On the other hand, hub OTUs more abundant in the endosphere were Rhizobium and Steroidobacteraceae (Fig. 8). While Rhizobium is a well-known beneficial plant-associated genus, few is known about the recently discovered family Steroidobacteraceae (Liu et al. 2019). To the best of our knowledge, this is the first report of a member of this family being detected as a hub taxon in plant-associated microbiomes.

Conclusions

The results of this study shed light onto the beneficial potential of the mycorrhization in the Mediterranean climate, in the context of the future climate change scenarios, and show the intricated interactions between the microbial actors and the chemical element dynamics.

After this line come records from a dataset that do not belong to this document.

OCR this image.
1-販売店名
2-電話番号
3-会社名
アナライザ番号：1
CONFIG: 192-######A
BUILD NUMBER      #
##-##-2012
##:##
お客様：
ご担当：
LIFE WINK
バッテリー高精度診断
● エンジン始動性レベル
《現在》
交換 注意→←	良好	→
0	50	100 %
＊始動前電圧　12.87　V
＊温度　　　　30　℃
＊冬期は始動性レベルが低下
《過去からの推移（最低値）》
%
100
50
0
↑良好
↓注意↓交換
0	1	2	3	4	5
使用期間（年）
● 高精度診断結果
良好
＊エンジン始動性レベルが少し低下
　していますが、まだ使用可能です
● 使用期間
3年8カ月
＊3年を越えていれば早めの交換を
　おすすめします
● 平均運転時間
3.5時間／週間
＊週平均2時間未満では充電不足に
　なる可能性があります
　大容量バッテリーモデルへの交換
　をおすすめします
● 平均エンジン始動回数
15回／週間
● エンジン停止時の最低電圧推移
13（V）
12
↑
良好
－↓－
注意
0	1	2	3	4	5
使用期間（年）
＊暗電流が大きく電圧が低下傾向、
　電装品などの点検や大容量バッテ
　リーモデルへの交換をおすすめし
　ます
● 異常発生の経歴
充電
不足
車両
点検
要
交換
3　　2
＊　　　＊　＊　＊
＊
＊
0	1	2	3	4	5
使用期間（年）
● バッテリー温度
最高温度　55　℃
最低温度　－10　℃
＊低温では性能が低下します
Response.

Mycorrhization had a very strong positive effect on survival and growth of grapevine rootstocks under exacerbated drought stress conditions in open field. Furthermore, mycorrhization significantly affected the bacterial microbiota especially in the root endosphere, where several beneficial taxa were enriched. The elemental analysis showed that mycorrhization modulated element total absorption and absorption selectivity, and correlation between OTUs and elements suggests that the same taxa enriched in the root endosphere by the mycorrhization may play an active role in the elemental absorption by the plant, as modulated by mycorrhization.

Our work opens new perspectives for a multidisciplinary and integrated view of agronomical, chemical, and microbiological aspects that will be of paramount importance for the optimization of successful ecosystem-based strategies for sustainable viticulture, in the context of climate changes and global warming.